I have hope. I’ve got to, until they tell me there’s none, I’ll scrape some from the soles of my shoes. It’s been robbed from me before, but I’ve nicked a bit back, and it’s seen me through (see the frog of optimism in An Old Story). And I try to avoid thinking of how Life is unfair, that it’s taking a giant crap on us. All that woe is me business. Not because I don’t think those things, because that would require me to acquire a zen like sense of calm. And for those of you that know me, err hello, and those of you that don’t, I’m not above a good strop. Because I give myself props for what I’m grateful for;
And extended family. And friends. My life is full of good things. Good people. And we have a nice home. And I have a good job. And we laugh a lot. Bet you’re thinking I’m a bit of a smug tw*t right now. Because I am, because it helps. But it’s the importance of people above all else that shape my world.
So when case c came up, and we have yet to know the shape of case c fully, all it’s evidence concluded and presented, this is what I thought of.

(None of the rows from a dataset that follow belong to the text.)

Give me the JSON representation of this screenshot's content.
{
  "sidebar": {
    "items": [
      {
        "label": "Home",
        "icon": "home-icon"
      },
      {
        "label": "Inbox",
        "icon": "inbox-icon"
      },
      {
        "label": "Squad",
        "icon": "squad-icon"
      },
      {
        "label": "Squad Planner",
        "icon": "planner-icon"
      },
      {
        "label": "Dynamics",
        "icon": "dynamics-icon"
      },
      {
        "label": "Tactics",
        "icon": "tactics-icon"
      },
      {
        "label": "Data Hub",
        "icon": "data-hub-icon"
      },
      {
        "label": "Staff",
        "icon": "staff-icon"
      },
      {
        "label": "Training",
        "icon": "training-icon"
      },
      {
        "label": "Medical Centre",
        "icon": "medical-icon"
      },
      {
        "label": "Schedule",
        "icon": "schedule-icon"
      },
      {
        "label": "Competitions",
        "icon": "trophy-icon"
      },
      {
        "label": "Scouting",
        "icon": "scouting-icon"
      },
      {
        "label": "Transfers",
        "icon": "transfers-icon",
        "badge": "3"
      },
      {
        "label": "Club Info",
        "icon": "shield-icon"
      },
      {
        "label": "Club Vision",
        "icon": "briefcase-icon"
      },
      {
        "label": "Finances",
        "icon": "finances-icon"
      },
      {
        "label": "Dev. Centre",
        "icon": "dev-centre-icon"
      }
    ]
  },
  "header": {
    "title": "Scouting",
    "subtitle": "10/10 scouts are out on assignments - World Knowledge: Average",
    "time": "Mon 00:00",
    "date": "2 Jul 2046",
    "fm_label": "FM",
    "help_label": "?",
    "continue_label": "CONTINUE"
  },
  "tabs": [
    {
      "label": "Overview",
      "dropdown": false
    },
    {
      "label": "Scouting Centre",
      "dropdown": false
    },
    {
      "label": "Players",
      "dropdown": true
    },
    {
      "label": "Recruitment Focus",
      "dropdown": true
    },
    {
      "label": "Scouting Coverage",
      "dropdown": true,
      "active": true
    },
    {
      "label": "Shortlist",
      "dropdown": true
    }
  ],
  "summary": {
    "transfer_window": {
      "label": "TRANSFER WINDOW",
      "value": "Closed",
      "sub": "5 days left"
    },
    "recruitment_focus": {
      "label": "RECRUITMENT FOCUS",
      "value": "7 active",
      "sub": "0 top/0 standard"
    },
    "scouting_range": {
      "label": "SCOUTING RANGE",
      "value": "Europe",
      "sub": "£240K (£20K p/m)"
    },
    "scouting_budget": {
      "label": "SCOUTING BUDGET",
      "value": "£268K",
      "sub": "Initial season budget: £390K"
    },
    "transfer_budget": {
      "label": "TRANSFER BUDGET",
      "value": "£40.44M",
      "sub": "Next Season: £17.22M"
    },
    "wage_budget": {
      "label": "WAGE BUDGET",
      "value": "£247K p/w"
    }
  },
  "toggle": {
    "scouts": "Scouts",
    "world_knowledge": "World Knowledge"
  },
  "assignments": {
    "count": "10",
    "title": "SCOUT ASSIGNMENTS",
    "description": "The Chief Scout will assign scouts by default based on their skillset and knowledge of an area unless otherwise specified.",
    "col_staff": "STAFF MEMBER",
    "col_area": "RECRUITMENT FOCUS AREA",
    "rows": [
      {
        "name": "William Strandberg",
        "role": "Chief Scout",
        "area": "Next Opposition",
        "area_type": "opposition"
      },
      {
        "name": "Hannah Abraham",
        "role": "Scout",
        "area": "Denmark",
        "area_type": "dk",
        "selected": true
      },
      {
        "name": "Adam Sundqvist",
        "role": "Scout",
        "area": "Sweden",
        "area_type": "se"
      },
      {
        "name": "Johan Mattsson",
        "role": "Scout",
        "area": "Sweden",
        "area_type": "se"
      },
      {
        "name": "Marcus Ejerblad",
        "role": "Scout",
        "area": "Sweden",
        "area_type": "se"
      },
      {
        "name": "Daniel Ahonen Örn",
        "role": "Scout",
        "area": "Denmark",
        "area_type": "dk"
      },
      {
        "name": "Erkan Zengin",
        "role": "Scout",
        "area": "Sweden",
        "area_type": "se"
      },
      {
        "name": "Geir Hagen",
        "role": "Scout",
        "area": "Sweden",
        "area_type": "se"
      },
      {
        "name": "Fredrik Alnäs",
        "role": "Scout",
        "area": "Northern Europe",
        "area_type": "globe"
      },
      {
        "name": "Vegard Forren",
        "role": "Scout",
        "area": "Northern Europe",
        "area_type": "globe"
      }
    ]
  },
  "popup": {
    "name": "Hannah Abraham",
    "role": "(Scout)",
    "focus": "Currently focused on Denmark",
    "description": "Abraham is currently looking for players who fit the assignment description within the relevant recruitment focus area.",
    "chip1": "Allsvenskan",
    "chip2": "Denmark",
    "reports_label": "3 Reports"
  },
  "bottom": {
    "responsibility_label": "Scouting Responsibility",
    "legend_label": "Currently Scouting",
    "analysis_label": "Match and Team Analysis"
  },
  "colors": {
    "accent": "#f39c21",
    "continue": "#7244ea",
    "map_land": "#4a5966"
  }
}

There’s a platitude that really grates with me. Not just because of it’s religious bent (sorry for offending more readers). But it’s ‘God choses special parents for special children’. Well, sod off God. Because that’s hard work, and you know, despite all my meanderings about all I’m grateful for, that’s not on. I’m not special, I just do the best I can. And my children are lucky, because I do the best I can. But will I be doing the best I can if I have to split this two ways? Am I putting my children’s lives first? Will they be cared for enough if they both require an additional level of support. I know where you think I’m going with this now, but wait.
During a very tearful conversation with my Dad last night (sorry to let the cat out about the man tears, Dad) he said something very poignant. You can ruminate and worry about what you’re going to do based on the test results being this, that or the other. But when it comes down to it, it won’t be a conscious decision. You’ll just know. Because they’ll be an overriding feeling, from somewhere.
And here’s my overriding thought. We have been offered a late termination, after the point of viability, most likely based on evidence that we will never truly know is conclusive until the baby is in the outside world. But if the baby is born, at whatever point, and they discover the problem then, and can clarify it with testing, are they going to offer to terminate it then? No? Exactly. Because even if it is a positive, who knows how that individual child will do? There are no absolutes in Life. A child is not just it’s illness or symptoms. But this is our case c. And this is what I think. And I would never, ever judge someone else’s overriding thought. Who knows what their case c is? Or situation a. Or scenario b.
I held my brand new baby nephew yesterday, and I was flooded with love for him. So beautiful and perfect. You know when I say I try not to think Life is unfair to us, I don’t always. And I would never wish this on anyone else, because that’s not just is it? But I’ll grieve a little bit that ours isn’t burdened by this. Because Life is bigger than us.